Keep A Journal For Self-Evaluation

As you start your treatment plan for PTSD, keeping a journal may help with self-monitoring. Take notes on your behavior, habits, and the things you accomplish. Consider things you want to improve and create an action plan to help you stay focused. Keeping track through journaling enables you to be aware of your mood and behaviors related to your symptoms. Keeping track also helps with addressing your emotions so you can manage them. You’ll know what situations occur that cause you to feel uncomfortable, and you can plan on what to do if it happens again in the future.

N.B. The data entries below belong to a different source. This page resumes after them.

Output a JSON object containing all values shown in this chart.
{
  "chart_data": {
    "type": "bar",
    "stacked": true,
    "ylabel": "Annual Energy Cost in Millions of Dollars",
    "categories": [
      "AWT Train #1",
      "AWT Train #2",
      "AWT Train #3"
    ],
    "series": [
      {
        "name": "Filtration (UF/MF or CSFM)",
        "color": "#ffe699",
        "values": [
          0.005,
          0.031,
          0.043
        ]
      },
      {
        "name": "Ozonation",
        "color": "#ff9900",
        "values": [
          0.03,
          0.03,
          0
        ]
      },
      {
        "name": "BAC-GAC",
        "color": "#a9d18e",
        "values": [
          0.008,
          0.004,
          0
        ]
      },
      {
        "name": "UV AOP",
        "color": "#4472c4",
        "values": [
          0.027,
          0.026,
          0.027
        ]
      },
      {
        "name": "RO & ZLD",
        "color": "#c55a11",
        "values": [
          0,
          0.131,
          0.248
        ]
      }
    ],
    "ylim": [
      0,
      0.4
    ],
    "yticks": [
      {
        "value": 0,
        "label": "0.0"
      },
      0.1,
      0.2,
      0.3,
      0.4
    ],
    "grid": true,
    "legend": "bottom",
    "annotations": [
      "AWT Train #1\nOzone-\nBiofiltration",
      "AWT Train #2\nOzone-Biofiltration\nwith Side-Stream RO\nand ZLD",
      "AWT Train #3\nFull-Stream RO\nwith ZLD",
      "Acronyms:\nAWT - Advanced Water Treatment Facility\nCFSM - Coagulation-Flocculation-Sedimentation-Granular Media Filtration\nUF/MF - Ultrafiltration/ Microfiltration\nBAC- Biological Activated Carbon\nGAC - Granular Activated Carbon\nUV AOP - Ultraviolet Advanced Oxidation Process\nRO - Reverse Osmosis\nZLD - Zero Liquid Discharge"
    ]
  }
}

Person Writing on Red Notebook

Besides self-monitoring, you can learn expressive writing to help with writing your thoughts. It is an effective way of coping with your emotions. People learn how to look at things from another perspective and see their life with purpose. The more you write, the easier it gets to express your emotions on paper. Many have reduced their PTSD symptoms, including anxiety and tension. Any concerns about your symptoms, contact your doctor.

Get Distracted

Look for ways to distract yourself from helping you cope with your emotions. It helps to engage in activities to reduce or prevent feelings such as fear and anxiety. Consider what you can do to help channel your mind away from strong emotion. Distracting from a strong emotion can make it easier to focus beyond the feeling. It may help reduce the intensity of your feelings. Activities to consider may include a puzzle, word search, chores around the house, or arts and crafts, to name a few. You can consider spending time with others or helping someone run errands or tidy up at home.

Learning how to cope with PTSD includes understanding your options when managing symptoms. It is essential to learn ways to cope and how to manage strong emotions. Doing actions such as relaxation techniques, adopting healthy living habits, and having a reliable support system, including people who care about you, will make coping easier.